The executive branch is constitutionally meant to be concentrated in the hands of a single person and does not well tolerate the split authority created by a power marriage.
IT'S ALSO obvious that, after 15 years of Bill Clinton and George W. Bush, the nation despairs of the increasingly sharp partisanship of Washington politics. One can argue about who is responsible. But this campaign has made clear that an inflexible, bipolar framing of politics as a do-anything-to-win proposition is in the political DNA of the Clintons.
Hillary Clinton's recent attempted smear of Obama for a passing relationship to a campaign donor was mind-blowing, suggesting she embraces Washington politics as the very blood sport by which she was once victimized.
Moreover, the Clinton approach today stands in stark relief to the alternative being offered by Obama, whose plain sense and nuanced consideration of competing choices and whose stirring oratory appeal simultaneously to the nation's highest shared values and its better angels.
We do look forward to the day when one of the major parties nominates a woman as its candidate for the presidency.
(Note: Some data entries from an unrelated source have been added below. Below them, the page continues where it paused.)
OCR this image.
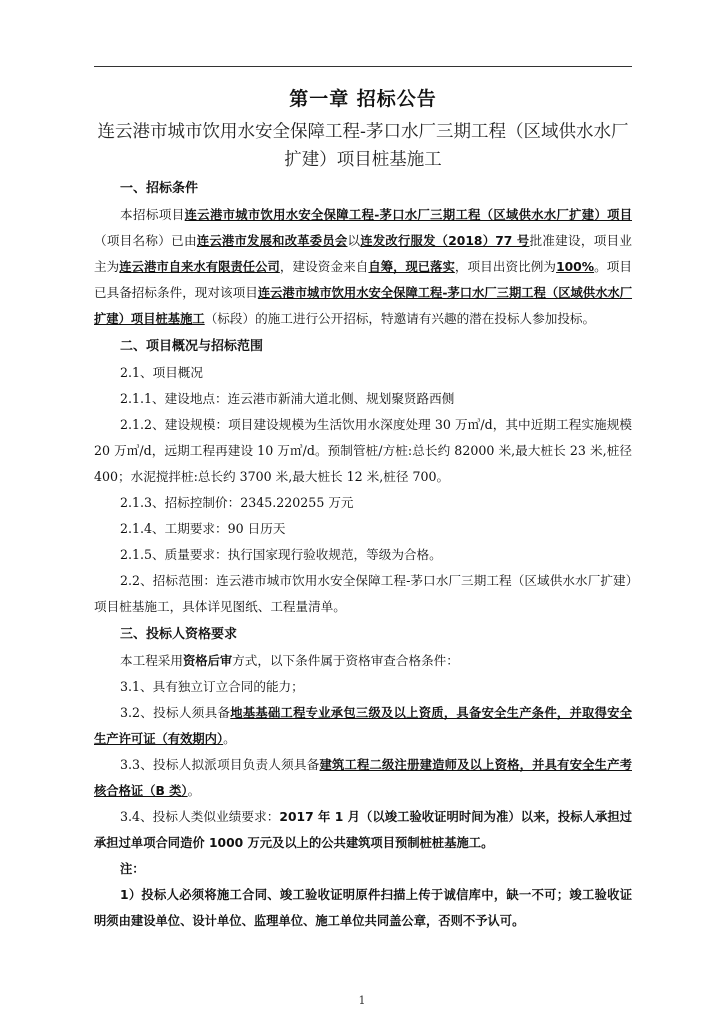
第一章 招标公告
连云港市城市饮用水安全保障工程-茅口水厂三期工程（区域供水水厂扩建）项目桩基施工
一、招标条件

本招标项目连云港市城市饮用水安全保障工程-茅口水厂三期工程（区域供水水厂扩建）项目（项目名称）已由连云港市发展和改革委员会以连发改行服发（2018）77 号批准建设，项目业主为连云港市自来水有限责任公司，建设资金来自自筹，现已落实，项目出资比例为100%。项目已具备招标条件，现对该项目连云港市城市饮用水安全保障工程-茅口水厂三期工程（区域供水水厂扩建）项目桩基施工（标段）的施工进行公开招标，特邀请有兴趣的潜在投标人参加投标。

二、项目概况与招标范围

2.1、项目概况

2.1.1、建设地点：连云港市新浦大道北侧、规划聚贤路西侧

2.1.2、建设规模：项目建设规模为生活饮用水深度处理 30 万㎥/d，其中近期工程实施规模 20 万㎥/d，远期工程再建设 10 万㎥/d。预制管桩/方桩:总长约 82000 米,最大桩长 23 米,桩径 400；水泥搅拌桩:总长约 3700 米,最大桩长 12 米,桩径 700。

2.1.3、招标控制价：2345.220255 万元

2.1.4、工期要求：90 日历天

2.1.5、质量要求：执行国家现行验收规范，等级为合格。

2.2、招标范围：连云港市城市饮用水安全保障工程-茅口水厂三期工程（区域供水水厂扩建）项目桩基施工，具体详见图纸、工程量清单。

三、投标人资格要求

本工程采用资格后审方式，以下条件属于资格审查合格条件：

3.1、具有独立订立合同的能力；

3.2、投标人须具备地基基础工程专业承包三级及以上资质，具备安全生产条件，并取得安全生产许可证（有效期内）。

3.3、投标人拟派项目负责人须具备建筑工程二级注册建造师及以上资格，并具有安全生产考核合格证（B 类）。

3.4、投标人类似业绩要求：2017 年 1 月（以竣工验收证明时间为准）以来，投标人承担过承担过单项合同造价 1000 万元及以上的公共建筑项目预制桩桩基施工。

注：

1）投标人必须将施工合同、竣工验收证明原件扫描上传于诚信库中，缺一不可；竣工验收证明须由建设单位、设计单位、监理单位、施工单位共同盖公章，否则不予认可。

1
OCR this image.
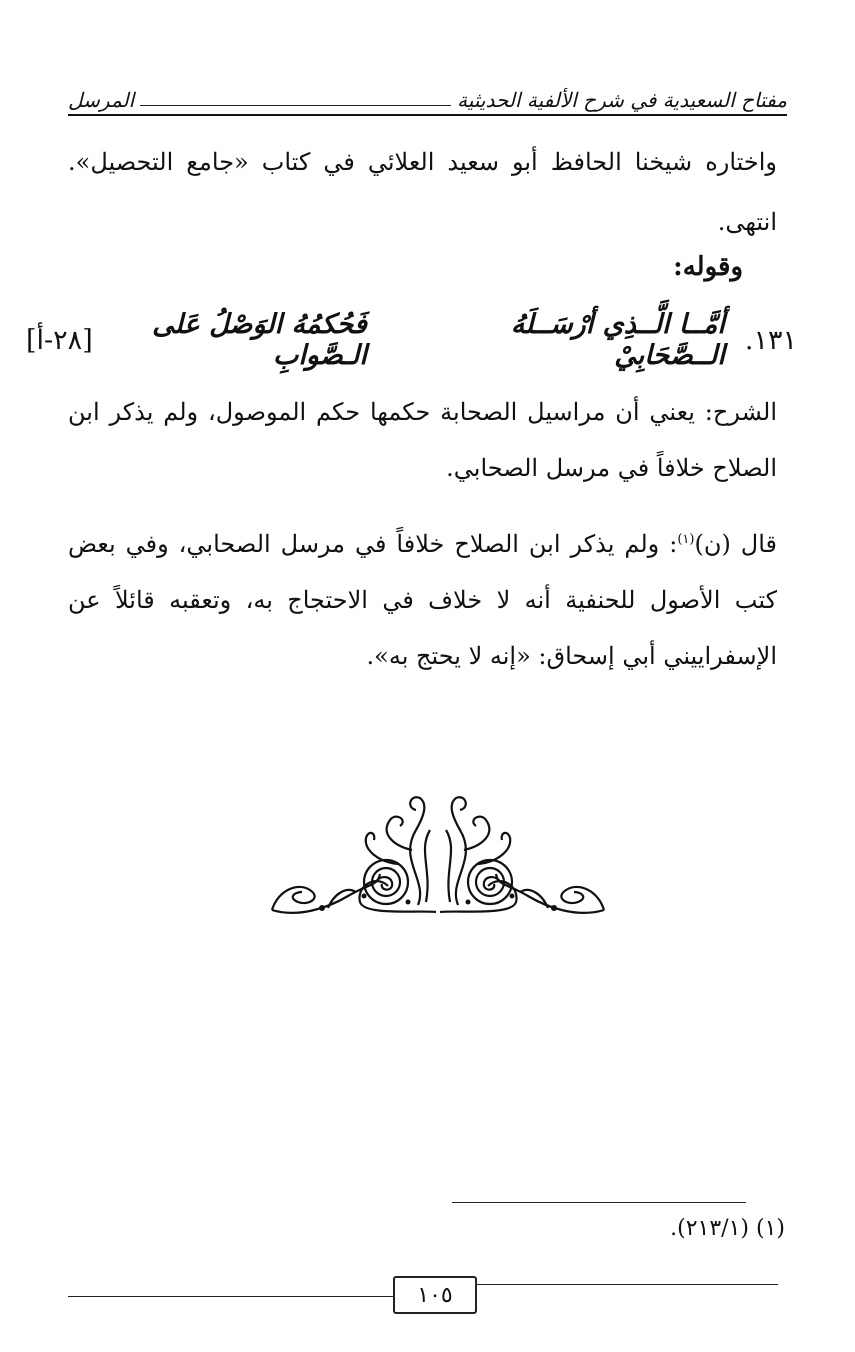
مفتاح السعيدية في شرح الألفية الحديثية
المرسل
واختاره شيخنا الحافظ أبو سعيد العلائي في كتاب «جامع التحصيل». انتهى.
وقوله:
١٣١.
أمَّــا الَّــذِي أرْسَــلَهُ الــصَّحَابِيْ
فَحُكمُهُ الوَصْلُ عَلى الـصَّوابِ
[٢٨-أ]
الشرح: يعني أن مراسيل الصحابة حكمها حكم الموصول، ولم يذكر ابن الصلاح خلافاً في مرسل الصحابي.
قال (ن)$^{(١)}$: ولم يذكر ابن الصلاح خلافاً في مرسل الصحابي، وفي بعض كتب الأصول للحنفية أنه لا خلاف في الاحتجاج به، وتعقبه قائلاً عن الإسفراييني أبي إسحاق: «إنه لا يحتج به».
(١) (٢١٣/١).
١٠٥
The nation will be better for it when one does.
But Obama is a better candidate and should be chosen for that reason. In the event, the party simply would defer one history-making nomination for another - the first nomination of a black candidate by a major party. Not for the sake of tokenism, but because this candidate is highly capable, demonstrates the character to govern and grow in office, and has energized large numbers of Americans across a wide spectrum.
We endorse Barack Obama for the Democratic nomination for president.